Density Functional Theory (DFT) studies on Molybdenum Cofactor Deficiency (MoCD) Type B

Abstract

Molybdenum cofactor deficiency (MoCD) is a rare, autosomal recessive, metabolic disorder, categorized by the deficit of molybdenum cofactor (MoCo) in the body. Molybdenum Cofactor Deficiency Type B occurs when the cyclic pyranopterin (cPMP), the first intermediate in the biosynthesis of MoCo, is unable to convert into the Metallopterin (MPT) which is the second intermediate of MoCo biosynthesis. To understand the reason, first step was to understand the formation of MPT from cPMP with the help of Molybdenum Synthase (MOCS2) and then to identify the reasons behind MoCD Type-B. According to the reaction mechanism studies in this research MPT formation from cPMP is a two-step mechanism, both with the help of Gly-76 amino acid residue: (1) Formation of mono-thiolated cPMP, and (2) Formation of MPT. According to the computational results the energy barrier required for the formation of monothiolated cPMP is 142.1 kcal/mol whereas formation of MPT from mono-thiolated cPMP require the 124.0 kcal/mol energy, therefore, the mono-thiolated cPMP formation from cPMP is the rate limiting step.
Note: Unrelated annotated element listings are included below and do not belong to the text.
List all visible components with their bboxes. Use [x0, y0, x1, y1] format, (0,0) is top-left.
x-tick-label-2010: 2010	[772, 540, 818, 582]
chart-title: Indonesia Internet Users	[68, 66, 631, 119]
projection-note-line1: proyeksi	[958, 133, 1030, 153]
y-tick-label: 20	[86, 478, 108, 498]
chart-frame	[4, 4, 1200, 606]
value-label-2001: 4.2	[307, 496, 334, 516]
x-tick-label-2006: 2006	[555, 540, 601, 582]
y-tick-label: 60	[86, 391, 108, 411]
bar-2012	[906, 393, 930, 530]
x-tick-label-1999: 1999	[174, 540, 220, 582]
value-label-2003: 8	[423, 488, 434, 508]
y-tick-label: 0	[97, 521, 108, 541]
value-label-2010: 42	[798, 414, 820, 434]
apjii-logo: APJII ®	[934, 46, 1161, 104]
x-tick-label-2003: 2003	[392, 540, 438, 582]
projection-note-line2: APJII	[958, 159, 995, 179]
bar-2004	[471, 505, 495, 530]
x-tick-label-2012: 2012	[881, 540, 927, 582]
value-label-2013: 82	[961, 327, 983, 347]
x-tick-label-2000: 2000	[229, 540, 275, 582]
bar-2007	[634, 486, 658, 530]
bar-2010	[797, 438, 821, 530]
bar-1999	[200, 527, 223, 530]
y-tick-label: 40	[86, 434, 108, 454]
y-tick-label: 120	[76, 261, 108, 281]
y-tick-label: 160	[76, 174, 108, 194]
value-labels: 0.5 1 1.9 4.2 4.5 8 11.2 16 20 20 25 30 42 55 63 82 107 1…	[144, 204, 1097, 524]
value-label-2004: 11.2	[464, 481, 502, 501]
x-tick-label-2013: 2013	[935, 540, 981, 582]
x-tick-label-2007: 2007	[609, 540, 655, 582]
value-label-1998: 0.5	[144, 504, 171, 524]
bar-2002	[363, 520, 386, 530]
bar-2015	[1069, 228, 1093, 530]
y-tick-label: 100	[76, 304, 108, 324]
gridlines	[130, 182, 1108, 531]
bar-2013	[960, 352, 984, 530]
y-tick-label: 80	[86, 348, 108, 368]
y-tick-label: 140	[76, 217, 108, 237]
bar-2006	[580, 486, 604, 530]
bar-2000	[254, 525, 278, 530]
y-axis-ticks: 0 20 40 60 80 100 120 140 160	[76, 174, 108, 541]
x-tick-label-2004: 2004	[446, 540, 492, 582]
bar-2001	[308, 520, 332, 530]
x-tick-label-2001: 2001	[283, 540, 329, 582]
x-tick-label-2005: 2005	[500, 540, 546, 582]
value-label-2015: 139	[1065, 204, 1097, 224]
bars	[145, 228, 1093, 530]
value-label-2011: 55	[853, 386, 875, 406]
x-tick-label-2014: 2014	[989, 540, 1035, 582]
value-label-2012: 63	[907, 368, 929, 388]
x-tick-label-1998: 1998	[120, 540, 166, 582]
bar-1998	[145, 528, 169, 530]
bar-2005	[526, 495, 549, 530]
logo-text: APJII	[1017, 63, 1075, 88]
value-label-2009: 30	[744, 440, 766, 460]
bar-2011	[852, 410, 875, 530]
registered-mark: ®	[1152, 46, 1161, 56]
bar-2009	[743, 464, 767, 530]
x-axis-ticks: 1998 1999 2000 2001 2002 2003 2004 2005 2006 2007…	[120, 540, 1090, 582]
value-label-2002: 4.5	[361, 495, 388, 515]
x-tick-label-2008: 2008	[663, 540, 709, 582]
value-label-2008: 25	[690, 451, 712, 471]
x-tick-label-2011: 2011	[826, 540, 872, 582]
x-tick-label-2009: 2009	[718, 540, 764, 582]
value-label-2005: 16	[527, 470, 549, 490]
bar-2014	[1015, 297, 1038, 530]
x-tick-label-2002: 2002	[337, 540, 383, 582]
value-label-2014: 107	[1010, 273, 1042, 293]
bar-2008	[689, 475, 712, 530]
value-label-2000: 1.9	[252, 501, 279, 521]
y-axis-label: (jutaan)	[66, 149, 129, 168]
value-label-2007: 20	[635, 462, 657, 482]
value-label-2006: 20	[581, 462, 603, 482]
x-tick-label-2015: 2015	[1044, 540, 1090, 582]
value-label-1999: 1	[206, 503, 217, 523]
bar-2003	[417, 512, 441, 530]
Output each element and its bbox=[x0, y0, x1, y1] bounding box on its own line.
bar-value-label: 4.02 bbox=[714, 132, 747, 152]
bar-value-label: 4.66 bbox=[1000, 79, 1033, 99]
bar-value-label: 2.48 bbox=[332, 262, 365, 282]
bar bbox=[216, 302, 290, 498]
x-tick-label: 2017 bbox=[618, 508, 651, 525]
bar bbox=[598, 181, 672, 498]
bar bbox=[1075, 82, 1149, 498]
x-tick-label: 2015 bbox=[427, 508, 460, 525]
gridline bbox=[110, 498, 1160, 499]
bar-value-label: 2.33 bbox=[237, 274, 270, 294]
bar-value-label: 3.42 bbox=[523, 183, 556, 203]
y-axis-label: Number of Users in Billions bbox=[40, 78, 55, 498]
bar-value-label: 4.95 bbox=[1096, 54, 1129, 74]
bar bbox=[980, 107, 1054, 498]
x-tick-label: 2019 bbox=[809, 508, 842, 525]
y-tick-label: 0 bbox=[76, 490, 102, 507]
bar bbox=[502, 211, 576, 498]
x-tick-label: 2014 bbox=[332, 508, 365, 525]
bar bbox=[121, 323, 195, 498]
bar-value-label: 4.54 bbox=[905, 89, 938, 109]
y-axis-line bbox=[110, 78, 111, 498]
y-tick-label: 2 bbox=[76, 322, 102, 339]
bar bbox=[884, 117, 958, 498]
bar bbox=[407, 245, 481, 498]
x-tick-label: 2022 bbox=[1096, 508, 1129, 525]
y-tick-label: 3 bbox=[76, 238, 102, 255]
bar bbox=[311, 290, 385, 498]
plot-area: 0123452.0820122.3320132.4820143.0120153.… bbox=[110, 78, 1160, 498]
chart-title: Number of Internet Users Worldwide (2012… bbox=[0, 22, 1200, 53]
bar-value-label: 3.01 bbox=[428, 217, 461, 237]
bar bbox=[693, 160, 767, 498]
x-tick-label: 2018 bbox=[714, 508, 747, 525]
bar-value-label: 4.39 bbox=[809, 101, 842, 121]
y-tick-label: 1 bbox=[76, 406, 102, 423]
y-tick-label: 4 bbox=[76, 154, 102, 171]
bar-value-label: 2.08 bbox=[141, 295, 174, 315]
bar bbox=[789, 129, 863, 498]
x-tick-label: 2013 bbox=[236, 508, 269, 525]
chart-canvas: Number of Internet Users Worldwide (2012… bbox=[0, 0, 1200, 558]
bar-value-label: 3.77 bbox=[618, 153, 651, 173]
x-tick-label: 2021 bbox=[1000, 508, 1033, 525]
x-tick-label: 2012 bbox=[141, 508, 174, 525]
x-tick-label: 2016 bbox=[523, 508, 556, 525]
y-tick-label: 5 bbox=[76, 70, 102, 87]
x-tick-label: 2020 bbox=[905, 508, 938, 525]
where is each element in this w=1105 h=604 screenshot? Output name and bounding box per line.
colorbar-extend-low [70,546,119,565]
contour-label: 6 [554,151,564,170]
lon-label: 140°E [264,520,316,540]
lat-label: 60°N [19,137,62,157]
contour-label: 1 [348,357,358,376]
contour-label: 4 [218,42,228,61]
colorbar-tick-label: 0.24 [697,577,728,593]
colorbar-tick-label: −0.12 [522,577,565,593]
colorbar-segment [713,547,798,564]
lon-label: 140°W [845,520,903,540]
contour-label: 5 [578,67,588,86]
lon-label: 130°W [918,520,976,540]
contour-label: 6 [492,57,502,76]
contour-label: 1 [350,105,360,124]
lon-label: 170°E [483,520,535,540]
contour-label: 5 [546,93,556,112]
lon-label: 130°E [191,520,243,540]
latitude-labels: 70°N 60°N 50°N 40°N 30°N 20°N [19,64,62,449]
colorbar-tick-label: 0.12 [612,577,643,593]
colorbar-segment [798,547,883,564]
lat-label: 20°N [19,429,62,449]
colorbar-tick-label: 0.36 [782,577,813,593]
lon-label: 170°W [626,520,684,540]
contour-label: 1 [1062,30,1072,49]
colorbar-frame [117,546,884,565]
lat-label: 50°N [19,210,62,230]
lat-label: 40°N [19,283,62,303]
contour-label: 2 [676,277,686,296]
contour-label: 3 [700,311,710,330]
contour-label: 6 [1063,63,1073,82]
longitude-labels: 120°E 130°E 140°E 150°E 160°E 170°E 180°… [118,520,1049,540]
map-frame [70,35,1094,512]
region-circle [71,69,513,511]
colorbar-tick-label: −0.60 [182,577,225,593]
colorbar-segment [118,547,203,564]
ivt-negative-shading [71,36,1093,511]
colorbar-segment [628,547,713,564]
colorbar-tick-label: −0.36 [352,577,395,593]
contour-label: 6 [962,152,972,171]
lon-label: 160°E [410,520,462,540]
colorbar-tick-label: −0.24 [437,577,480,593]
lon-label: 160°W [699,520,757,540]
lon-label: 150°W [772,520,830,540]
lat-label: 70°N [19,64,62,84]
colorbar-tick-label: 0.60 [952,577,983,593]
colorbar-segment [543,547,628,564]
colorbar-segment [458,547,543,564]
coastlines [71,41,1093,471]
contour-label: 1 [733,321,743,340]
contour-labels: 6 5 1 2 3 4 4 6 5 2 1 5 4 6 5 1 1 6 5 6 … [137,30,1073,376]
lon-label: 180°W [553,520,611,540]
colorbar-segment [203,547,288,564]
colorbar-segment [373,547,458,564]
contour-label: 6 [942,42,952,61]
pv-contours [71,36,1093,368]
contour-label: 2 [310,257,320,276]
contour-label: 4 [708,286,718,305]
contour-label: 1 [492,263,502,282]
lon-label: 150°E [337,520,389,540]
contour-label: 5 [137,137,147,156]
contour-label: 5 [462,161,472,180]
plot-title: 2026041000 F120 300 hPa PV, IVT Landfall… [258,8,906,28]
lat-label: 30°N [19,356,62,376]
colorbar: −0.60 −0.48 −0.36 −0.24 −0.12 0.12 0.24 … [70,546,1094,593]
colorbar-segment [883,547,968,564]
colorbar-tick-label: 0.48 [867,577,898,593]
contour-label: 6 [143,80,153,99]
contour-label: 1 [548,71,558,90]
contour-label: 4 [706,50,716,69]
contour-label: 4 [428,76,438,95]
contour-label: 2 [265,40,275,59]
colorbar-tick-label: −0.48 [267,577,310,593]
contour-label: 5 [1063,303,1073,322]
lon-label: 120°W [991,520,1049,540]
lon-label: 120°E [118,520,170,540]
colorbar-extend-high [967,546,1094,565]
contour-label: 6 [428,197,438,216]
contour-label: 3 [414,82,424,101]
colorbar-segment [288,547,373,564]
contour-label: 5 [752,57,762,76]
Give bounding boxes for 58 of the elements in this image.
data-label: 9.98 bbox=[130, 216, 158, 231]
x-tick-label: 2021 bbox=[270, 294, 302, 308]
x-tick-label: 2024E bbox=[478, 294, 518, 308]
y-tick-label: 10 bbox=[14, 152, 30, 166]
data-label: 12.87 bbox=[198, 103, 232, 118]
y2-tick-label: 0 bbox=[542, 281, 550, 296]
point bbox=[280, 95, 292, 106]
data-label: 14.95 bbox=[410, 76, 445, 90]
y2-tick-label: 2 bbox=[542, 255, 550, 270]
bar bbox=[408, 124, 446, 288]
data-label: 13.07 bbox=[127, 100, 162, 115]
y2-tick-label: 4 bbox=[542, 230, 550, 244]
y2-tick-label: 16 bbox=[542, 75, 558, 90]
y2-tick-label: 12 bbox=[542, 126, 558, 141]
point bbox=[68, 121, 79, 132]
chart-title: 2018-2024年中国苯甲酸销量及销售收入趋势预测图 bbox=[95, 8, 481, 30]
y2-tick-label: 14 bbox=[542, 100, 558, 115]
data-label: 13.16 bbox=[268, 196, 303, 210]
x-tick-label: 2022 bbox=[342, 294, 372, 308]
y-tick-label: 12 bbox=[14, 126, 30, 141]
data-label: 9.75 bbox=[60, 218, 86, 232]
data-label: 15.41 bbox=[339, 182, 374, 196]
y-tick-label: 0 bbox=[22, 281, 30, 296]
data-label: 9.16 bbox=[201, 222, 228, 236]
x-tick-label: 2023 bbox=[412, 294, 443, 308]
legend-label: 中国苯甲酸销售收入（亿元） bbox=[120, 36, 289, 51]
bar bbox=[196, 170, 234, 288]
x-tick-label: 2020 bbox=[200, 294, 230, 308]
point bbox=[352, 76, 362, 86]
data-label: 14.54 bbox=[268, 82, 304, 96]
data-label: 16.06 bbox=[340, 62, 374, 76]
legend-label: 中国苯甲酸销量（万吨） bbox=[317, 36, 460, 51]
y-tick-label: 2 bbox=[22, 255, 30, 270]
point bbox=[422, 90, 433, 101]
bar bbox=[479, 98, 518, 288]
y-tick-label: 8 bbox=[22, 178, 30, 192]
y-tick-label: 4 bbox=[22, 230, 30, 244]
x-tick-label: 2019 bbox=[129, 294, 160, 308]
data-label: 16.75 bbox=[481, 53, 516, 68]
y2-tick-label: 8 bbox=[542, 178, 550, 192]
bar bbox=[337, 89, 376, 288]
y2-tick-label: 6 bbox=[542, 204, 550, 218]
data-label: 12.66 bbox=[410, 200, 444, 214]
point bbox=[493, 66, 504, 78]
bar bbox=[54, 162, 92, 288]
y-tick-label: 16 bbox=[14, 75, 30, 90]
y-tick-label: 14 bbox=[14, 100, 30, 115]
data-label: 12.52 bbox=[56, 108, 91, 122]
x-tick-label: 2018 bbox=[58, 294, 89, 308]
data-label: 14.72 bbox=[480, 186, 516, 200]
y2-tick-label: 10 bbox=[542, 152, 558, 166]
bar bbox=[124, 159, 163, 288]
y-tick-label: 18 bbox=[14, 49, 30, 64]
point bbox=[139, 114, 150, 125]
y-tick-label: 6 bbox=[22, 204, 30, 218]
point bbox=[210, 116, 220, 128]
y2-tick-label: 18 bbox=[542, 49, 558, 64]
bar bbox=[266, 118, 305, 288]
To find the reason for the MoCD Type B, mutational analysis data was compared with the results obtained from the binding pocket analysis for cPMP and it has been observed that the Gly-76 was mutated to Arg-76 which is a much bulkier group then Glycine. Hence, the thiolation of Arg and the transfer of -SH group to cPMP is not possible which leads to the MoCD Type B.